Thursday, October 16, 2008

J. Mac, What?

Okay, I'll admit I missed the first airing of the debate tonight. I helped with auditions for a show and then there was senior pub night (when the University foots the tab at a local bar; it's fairly awesome). I'll also admit that I'm mildly tipsy right now, and it's entirely possible that I'm hearing things wrong. But it sounds like John McCain just dismissed the accusations that he has used racially coded/othering language that harks back to Civil Rights era racism in his campaign and then he took Obama to task for not defending him against such accusations. And a few minutes later, McCain defended the hate-filled comments made by supporters at his rallies by invoking military wives and veterans?
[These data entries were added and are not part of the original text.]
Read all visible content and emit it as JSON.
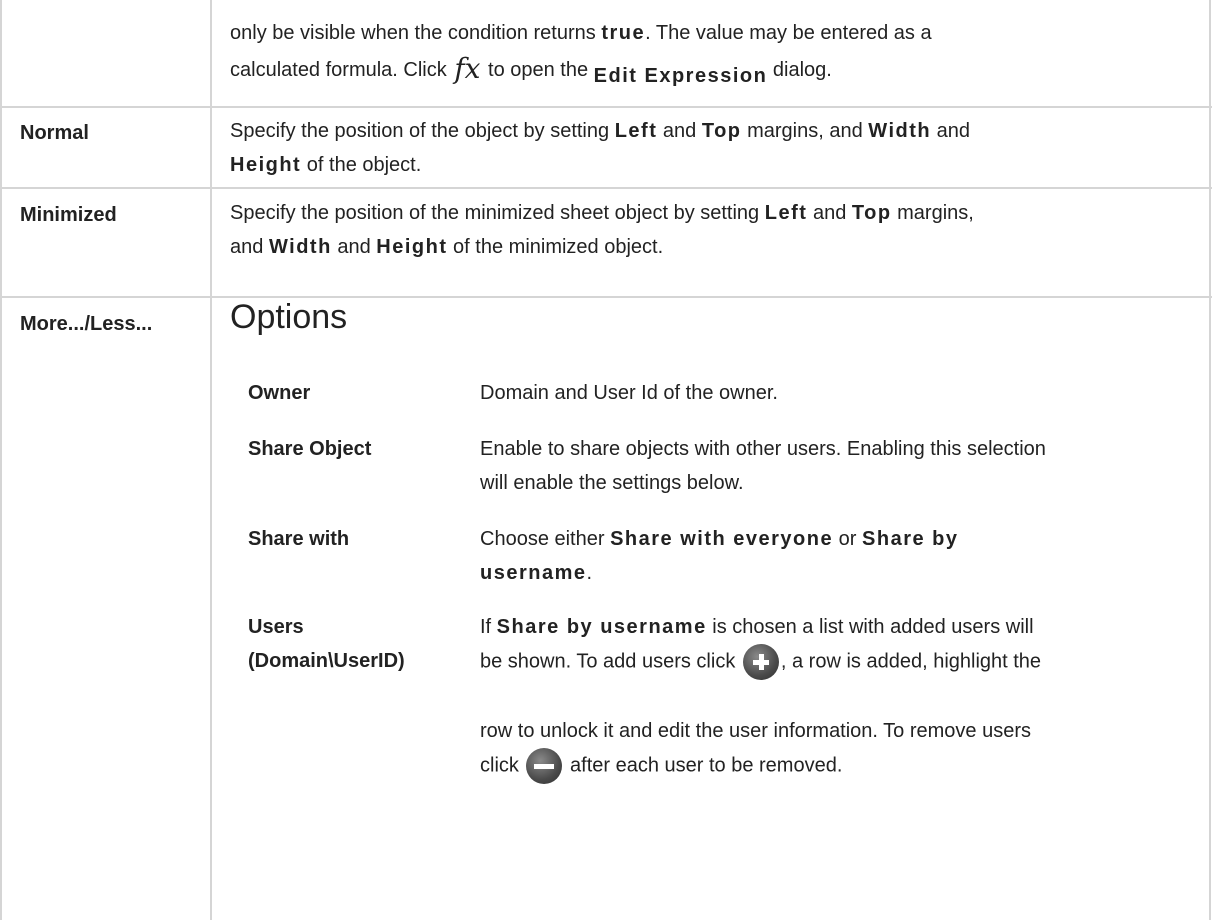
{
  "rows": {
    "r0": {
      "line1_a": "only be visible when the condition returns ",
      "line1_kw": "true",
      "line1_b": ". The value may be entered as a",
      "line2_a": "calculated formula. Click ",
      "fx": "fx",
      "line2_b": " to open the ",
      "edit_kw": "Edit Expression",
      "line2_c": " dialog."
    },
    "normal": {
      "term": "Normal",
      "a": "Specify the position of the object by setting ",
      "left": "Left",
      "b": " and ",
      "top": "Top",
      "c": " margins, and ",
      "width": "Width",
      "d": " and",
      "height": "Height",
      "e": " of the object."
    },
    "minimized": {
      "term": "Minimized",
      "a": "Specify the position of the minimized sheet object by setting ",
      "left": "Left",
      "b": " and ",
      "top": "Top",
      "c": " margins,",
      "d": "and ",
      "width": "Width",
      "e": " and ",
      "height": "Height",
      "f": " of the minimized object."
    },
    "more": {
      "term": "More.../Less...",
      "heading": "Options"
    }
  },
  "options": {
    "owner": {
      "term": "Owner",
      "desc": "Domain and User Id of the owner."
    },
    "share_object": {
      "term": "Share Object",
      "desc_l1": "Enable to share objects with other users. Enabling this selection",
      "desc_l2": "will enable the settings below."
    },
    "share_with": {
      "term": "Share with",
      "a": "Choose either ",
      "kw1": "Share with everyone",
      "b": " or ",
      "kw2a": "Share by",
      "kw2b": "username",
      "c": "."
    },
    "users": {
      "term_l1": "Users",
      "term_l2": "(Domain\\UserID)",
      "a": "If ",
      "kw": "Share by username",
      "b": " is chosen a list with added users will",
      "c": "be shown. To add users click ",
      "d": ", a row is added, highlight the",
      "e": "row to unlock it and edit the user information. To remove users",
      "f": "click ",
      "g": " after each user to be removed.",
      "add_icon": "plus-circle-icon",
      "remove_icon": "minus-circle-icon"
    }
  }
}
J. Mac, what kind of fuckery is this? Who told you this was alright to say? And can I punch that person in the face? J. Mac, your advisors will never tell you this, but you need to know: Bullshit like this = NOT OKAY.

Tuesday, October 7, 2008

History - It exists, use it OR Using Historical Lenses to Assess Modern Racism

I know I haven't blogged in a while, but now that my schedule is somewhat set and the election is nearing, I'm going to try to post on at least a weekly basis (and possibly continue that on through graduation). This week's post will be a brief one. Topic: using historical lenses to assess modern interactions in terms of racism.

The Biden/Palin debate has received a great deal of press and assessment over the weekend, but I'd like to jump back to the first Obama/McCain debate. The Angry Black Woman analyzed McCain's body language through the filter of Jim Crow etiquette and Old South racism. In short: don't look at or address the uppity nigger daring to talk to you, because he is not your equal and you should not address him as such. Given McCain's legendary temper and his portrayal of Obama as an upstart, there are other readings for this body language, but they do not make the Jim Crow throwback reading less valid.

Each time I see someone make this reading, I also see someone wondering why race has to play into it. The simple answer is that no matter how much we would like to pretend we extist in a colorblind world, race matters in today's American society, and ignoring that fact does all Americans a disservice and greatly hinders race relations. We also have to deal with the fact that we have a history of racism. That history informs the behaviours of the American people today, for good or for ill. And even if one person in particular isn't familiar with a racial filter, that doesn't mean other people aren't familiar with that filter, and won't be using it to assess a situation.

In this instance, that filter is Jim Crow etiquette. As a black woman who grew up in the South with a black family that has been in the area for generations, I am very familiar with the way blacks were expected to behave towards whites. As both someone who has grown up in the South and someone who has studied Black literature and Southern literature (and occasionally Black Southern literature), I am familiar with the ideas of humility and subservience, or shuffling and bowed heads. And even were it not for my academic studies, as a person from Alabama, I would be familiar with the idea. And as someone familiar with the idea, the thought that popped into my head every time McCain clenched his jaw and refused to look at Obama was, "How dare this uppity nigger speak to me! I'm John McCain." (or alternately, "I'm white male secure in my sense of white male entitlement and this black boy is screwing it up.") That is body language that has resonance with the Southern population. I do not know if McCain was doing it intentionally or not (I suspect he was), and I do not know if his body language was intended to serve that function (I suspect "yes" on disrespecting the upstart, but I don't know if the racial part was considered). I do know how it came across. And I know I'm not the only one who felt that way.

There are people in America who remember Jim Crow. There are people in America who remember segregation. My mother, who is not a particularly old woman, went to an all-black Catholic high-school and was a member of the last graduating class before the diocese integrated the schools. My uncles were among the earlier graduating classes at the integrated high school, and had a hell of a difficult time there. This resonates with a great deal of Americans, and whether or not the racial reading is the intended reading, it is a valid one. And it is one I hope I won't get a chance to use when I watch the debates tonight, though it's a point on which I'm not too optimistic.